The Atlanta Regional Commission (ARC) is the regional planning and intergovernmental coordination agency for the 10-county area including Cherokee, Clayton, Cobb, DeKalb, Douglas, Fayette, Fulton, Gwinnett, Henry and Rockdale counties, as well as the City of Atlanta. For over 65 years, ARC and its predecessor agencies have helped to focus the region’s leadership, attention and resources on key issues of regional consequence.
ARC is dedicated to unifying the region’s collective resources to prepare the metropolitan area for a prosperous future. It does so through professional planning initiatives, the provision of objective information and the involvement of the community in collaborative partnerships.
The Atlanta Regional Commission is designated as a Metropolitan Area Planning and Development Commission as well as a Regional Commission under the laws of the State of Georgia. As such, ARC operates under rules promulgated by the Georgia Department of Community Affairs.
A recent study by the Atlanta Regional Commission concluded that almost half of Atlanta car accidents involving pedestrians occur within 300 feet of a bus stop. This is alarming and needs to be addressed by traffic planners in the City.
One reason for the high rate of pedestrian accidents in Atlanta suburbs such as Brookhaven, Sandy Springs, Lithonia and Marietta–suburban roads were not designed and built to ensure pedestrian safety. As an Atlanta injury lawyer, I have seen many incidents of MARTA riders being hit after exiting the MARTA bus and trying to cross the street. This happens even when the pedestrian uses a crosswalk. It also happens in and around MARTA parking lots and transfer stations.This concerns me a great deal and I call on the Commission to not only point out the problem, but also to identify and implement a solution.

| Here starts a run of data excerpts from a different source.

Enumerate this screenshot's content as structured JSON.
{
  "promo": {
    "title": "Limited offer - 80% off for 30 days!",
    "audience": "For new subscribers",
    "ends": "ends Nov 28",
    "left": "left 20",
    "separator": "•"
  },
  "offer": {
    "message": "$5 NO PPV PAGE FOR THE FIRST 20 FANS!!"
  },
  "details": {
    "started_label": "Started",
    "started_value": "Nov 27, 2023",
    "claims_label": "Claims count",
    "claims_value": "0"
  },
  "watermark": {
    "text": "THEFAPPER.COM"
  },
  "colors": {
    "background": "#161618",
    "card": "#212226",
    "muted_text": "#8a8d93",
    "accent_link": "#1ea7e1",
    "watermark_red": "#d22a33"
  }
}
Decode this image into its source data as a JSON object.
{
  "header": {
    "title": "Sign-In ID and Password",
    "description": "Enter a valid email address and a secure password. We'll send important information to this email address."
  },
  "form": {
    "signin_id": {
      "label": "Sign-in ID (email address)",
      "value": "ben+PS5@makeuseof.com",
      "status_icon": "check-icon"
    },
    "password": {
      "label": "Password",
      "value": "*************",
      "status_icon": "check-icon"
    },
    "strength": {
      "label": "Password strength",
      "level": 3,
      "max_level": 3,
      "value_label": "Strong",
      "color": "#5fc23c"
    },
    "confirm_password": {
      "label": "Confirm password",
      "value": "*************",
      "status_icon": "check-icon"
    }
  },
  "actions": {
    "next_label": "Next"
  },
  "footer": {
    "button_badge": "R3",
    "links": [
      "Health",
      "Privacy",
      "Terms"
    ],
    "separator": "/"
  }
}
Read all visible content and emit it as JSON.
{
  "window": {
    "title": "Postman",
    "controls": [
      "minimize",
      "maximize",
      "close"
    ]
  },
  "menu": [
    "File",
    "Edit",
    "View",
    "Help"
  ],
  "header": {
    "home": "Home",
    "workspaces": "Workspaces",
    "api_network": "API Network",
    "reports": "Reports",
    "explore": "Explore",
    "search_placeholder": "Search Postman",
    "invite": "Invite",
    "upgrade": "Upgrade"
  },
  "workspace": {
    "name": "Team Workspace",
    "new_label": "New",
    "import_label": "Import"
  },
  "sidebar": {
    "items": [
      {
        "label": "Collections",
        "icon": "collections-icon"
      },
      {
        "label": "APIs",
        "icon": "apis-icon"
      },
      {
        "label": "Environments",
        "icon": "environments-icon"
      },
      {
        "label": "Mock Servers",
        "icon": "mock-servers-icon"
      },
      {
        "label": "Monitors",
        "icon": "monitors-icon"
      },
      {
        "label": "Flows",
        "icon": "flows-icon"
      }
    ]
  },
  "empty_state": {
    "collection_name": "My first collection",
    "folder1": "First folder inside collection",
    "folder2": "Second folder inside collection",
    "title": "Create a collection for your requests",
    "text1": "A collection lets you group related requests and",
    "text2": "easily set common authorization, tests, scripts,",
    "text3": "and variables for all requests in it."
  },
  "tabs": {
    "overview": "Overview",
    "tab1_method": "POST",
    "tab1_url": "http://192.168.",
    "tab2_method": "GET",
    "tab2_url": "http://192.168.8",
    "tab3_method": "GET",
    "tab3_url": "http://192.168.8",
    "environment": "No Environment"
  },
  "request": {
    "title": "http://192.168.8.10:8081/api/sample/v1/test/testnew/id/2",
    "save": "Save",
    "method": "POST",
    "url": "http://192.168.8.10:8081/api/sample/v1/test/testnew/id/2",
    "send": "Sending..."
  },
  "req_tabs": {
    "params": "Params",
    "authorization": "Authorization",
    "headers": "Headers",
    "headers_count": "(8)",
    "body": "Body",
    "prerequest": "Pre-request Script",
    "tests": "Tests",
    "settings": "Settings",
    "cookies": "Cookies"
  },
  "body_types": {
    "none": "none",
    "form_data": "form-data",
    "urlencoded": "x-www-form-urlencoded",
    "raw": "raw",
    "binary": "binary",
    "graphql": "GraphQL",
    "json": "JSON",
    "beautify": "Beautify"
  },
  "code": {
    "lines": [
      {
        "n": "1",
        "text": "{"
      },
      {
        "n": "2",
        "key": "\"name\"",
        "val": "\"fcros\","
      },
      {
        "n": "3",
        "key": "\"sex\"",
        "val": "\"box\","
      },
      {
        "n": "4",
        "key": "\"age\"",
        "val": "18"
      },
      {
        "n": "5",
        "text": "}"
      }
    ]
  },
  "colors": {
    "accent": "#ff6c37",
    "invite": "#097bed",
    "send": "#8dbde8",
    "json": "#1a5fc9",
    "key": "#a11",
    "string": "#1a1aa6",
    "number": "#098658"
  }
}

Common ways that pedestrians are struck and injured by negligent drivers on Atlanta roads include:
- Failure to yield to a pedestrian
- Failing to obey the posted speed limit
- Distractions such as cell phone and texting, eating, putting on makeup, and listening to music
- Drunk Driving
- Car equipment failure (brakes, tires, stuck accelerators, worn out windshield wipers, broken headlights, etc.)
- Poorly maintained roads
Like all other personal injury claims, pedestrian injury claims require evidence in order to prove your case in court. If a car hits and injures you, you should make sure to get the motorist’s name and contact information. You also need his insurance company’s contact information. If your injuries are too serious for you to get the information, ask a friend or one of the police officers to get it for you. Of course, make every attempt to find out which police jurisdiction is handling the case so that your attorney can quickly get a copy of the police report once it is available.
Contact the motorist’s insurance company, report the accident, and file your claim. Contact your insurance company to report the accident, as well.
The next step is proving the motorist’s actions were negligent and therefore caused the accident resulting in your injuries. Without proof, your claim will fail. Right after a pedestrian accident, you need to start asking the following questions:
- Did the motorist breach (violate) his duty of care (obligation) to me?
- Were the motorist’s actions the direct and proximate cause of my injuries? This is a legal standard and has been covered in other blogs on this site. However, suffice to say that it is an essential element of your case.
- Was the other driver negligent?
- Were there intervening forces, and if so, do they rise to the level of relieving the at fault driver or responsibility of the accident?